Sample code for running lcif, and estimating optimal parameters using 10-fold cross-validated gridsearch:

//Inner loop: find optimal parameters
int[] kRowRange = MathUtils.makeRange(1, 31, 2);
int[] kFeatureRange = MathUtils.makeRange(1, 31, 2);
double[] lambdaRange = MathUtils.makeRangeIncl(0.0, 1.0, 0.01);
int folds = 10;
File bestParametersOutput = new File('./gridsearch.txt')
LCIFExperimenter experimenter = new LCIFExperimenter();
List<LCIFResult> results = experimenter.runLCIFGridSearchFolded(trainLibsvm, folds, kRowRange, kFeatureRange, lambdaRange); 
experimenter.reportParameters(trainLibsvm, testLibsvm, results, bestParametersOutput);
//Outer loop: evaluate algorithm on test data
List<LCIFResult> resultsGS = experimenter.parseResults(bestParametersOutput);
List<LCIFResult> outerResults = experimenter.runOuterLoop(trainLibsvm, testLibsvm, resultsGS);
for(LCIFResult res: outerResults){
     System.out.format("LCIF;kRow=%d;kFeature=%d;lambda=%.3f;t=%.3f, %s=%.3f\n", 
      res.kRow, res.kFeature, res.lambda, res.optimalTreshold, res.evaluationValues.get(0).name, res.evaluationValues.get(0).value);
}

Who do I talk to?

E-mail Len Feremans (gmail) for more information.

Licence

Copyright (c) [2017] [Universiteit Antwerpen - Len Feremans]

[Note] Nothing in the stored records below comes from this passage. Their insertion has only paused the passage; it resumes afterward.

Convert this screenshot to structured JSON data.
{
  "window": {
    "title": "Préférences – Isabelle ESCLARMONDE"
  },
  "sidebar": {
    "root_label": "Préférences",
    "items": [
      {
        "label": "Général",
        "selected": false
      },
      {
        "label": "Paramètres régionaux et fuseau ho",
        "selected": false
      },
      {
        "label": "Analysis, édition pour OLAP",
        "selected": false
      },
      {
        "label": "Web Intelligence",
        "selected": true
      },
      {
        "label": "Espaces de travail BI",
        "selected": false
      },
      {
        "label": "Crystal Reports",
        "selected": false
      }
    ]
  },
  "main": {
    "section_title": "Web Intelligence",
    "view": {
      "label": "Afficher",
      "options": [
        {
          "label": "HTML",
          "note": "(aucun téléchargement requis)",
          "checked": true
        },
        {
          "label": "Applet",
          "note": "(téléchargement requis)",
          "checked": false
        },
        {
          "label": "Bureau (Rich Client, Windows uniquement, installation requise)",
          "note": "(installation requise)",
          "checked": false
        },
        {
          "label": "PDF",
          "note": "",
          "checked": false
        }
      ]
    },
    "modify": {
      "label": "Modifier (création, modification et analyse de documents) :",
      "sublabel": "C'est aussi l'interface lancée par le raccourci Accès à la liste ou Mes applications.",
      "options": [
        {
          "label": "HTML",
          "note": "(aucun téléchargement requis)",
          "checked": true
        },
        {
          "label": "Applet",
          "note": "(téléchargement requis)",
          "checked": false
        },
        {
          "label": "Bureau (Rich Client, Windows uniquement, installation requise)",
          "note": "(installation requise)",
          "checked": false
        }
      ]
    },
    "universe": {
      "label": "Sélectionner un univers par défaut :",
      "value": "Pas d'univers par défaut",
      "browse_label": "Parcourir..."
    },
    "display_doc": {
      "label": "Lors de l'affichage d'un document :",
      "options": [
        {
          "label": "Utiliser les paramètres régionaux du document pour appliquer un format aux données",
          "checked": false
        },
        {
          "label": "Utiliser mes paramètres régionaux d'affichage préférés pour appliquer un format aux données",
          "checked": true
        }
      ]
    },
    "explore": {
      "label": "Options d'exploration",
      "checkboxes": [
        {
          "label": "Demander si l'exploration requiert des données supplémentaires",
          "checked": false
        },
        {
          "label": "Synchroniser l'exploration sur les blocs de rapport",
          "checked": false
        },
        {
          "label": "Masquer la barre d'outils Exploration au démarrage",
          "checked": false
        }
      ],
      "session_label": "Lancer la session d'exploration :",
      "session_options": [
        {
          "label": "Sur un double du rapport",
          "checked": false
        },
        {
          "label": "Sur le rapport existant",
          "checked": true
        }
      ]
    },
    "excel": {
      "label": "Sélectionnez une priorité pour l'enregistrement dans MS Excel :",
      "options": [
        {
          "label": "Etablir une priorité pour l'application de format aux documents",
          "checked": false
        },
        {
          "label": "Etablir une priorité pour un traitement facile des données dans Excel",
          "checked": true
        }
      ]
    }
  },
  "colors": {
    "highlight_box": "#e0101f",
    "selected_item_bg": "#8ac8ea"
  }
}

Permission is hereby granted, free of charge, to any person obtaining a copy of this software and associated documentation files (the "Software"), to deal in the Software without restriction, including without limitation the rights to use, copy, modify, merge, publish, distribute, sublicense, and/or sell copies of the Software, and to permit persons to whom the Software is furnished to do so, subject to the following conditions:

The above copyright notice and this permission notice shall be included in all copies or substantial portions of the Software.

THE SOFTWARE IS PROVIDED "AS IS", WITHOUT WARRANTY OF ANY KIND, EXPRESS OR IMPLIED, INCLUDING BUT NOT LIMITED TO THE WARRANTIES OF MERCHANTABILITY, FITNESS FOR A PARTICULAR PURPOSE AND NONINFRINGEMENT. IN NO EVENT SHALL THE AUTHORS OR COPYRIGHT HOLDERS BE LIABLE FOR ANY CLAIM, DAMAGES OR OTHER LIABILITY, WHETHER IN AN ACTION OF CONTRACT, TORT OR OTHERWISE, ARISING FROM, OUT OF OR IN CONNECTION WITH THE SOFTWARE OR THE USE OR OTHER DEALINGS IN THE SOFTWARE.